Personal information
- Full name: Ernesto Servolo Pedro Vidal Cassio
- Date of birth: 15 November 1921
- Place of birth: Buie d'Istria, Kingdom of Italy
- Date of death: 20 February 1974 (aged 52)
- Place of death: Córdoba, Argentina
- Position: Forward

Senior career*
- Years: Team / Apps / (Gls)
- 1936–1940: Sportivo Belgrano
- 1941–1944: Rosario Central / 52 / (16)
- 1945–1952: Peñarol
- 1954–1955: AC Fiorentina
- 1955–1956: Pro Patria / 1 / (0)

International career
- 1950–1952: Uruguay / 8 / (2)

Medal record
Representing Uruguay
FIFA World Cup
| Winner | 1950 Brazil |  |

= Ernesto Vidal =

Uruguayan footballer (1921–1974)

Ernesto José Vidal Cassio, "El Patrullero", (15 November 1921 – 20 February 1974) was an Italian Uruguayan footballer.

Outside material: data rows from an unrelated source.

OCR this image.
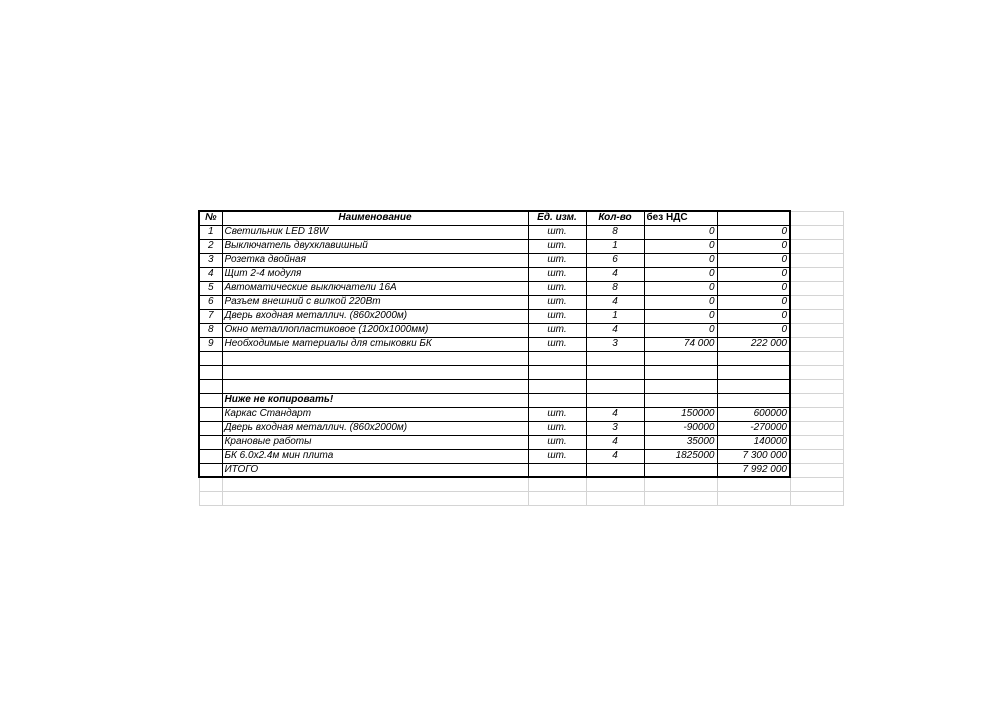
№	Наименование	Ед. изм.	Кол-во	без НДС		
1	Светильник LED 18W	шт.	8	0	0	
2	Выключатель двухклавишный	шт.	1	0	0	
3	Розетка двойная	шт.	6	0	0	
4	Щит 2-4 модуля	шт.	4	0	0	
5	Автоматические выключатели 16А	шт.	8	0	0	
6	Разъем внешний с вилкой 220Вт	шт.	4	0	0	
7	Дверь входная металлич. (860х2000м)	шт.	1	0	0	
8	Окно металлопластиковое (1200х1000мм)	шт.	4	0	0	
9	Необходимые материалы для стыковки БК	шт.	3	74 000	222 000	

	Ниже не копировать!					
	Каркас Стандарт	шт.	4	150000	600000	
	Дверь входная металлич. (860х2000м)	шт.	3	-90000	-270000	
	Крановые работы	шт.	4	35000	140000	
	БК 6.0х2.4м мин плита	шт.	4	1825000	7 300 000	
	ИТОГО				7 992 000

He was born Ernesto Servolo Pietro Vidal Cassio in Buie d'Istria, Italy (now Croatia). He was part of the Uruguay national football team that won the 1950 World Cup. He also played club football for C.A. Peñarol Montevideo, Rosario Central in Argentina, and Fiorentina of Italy.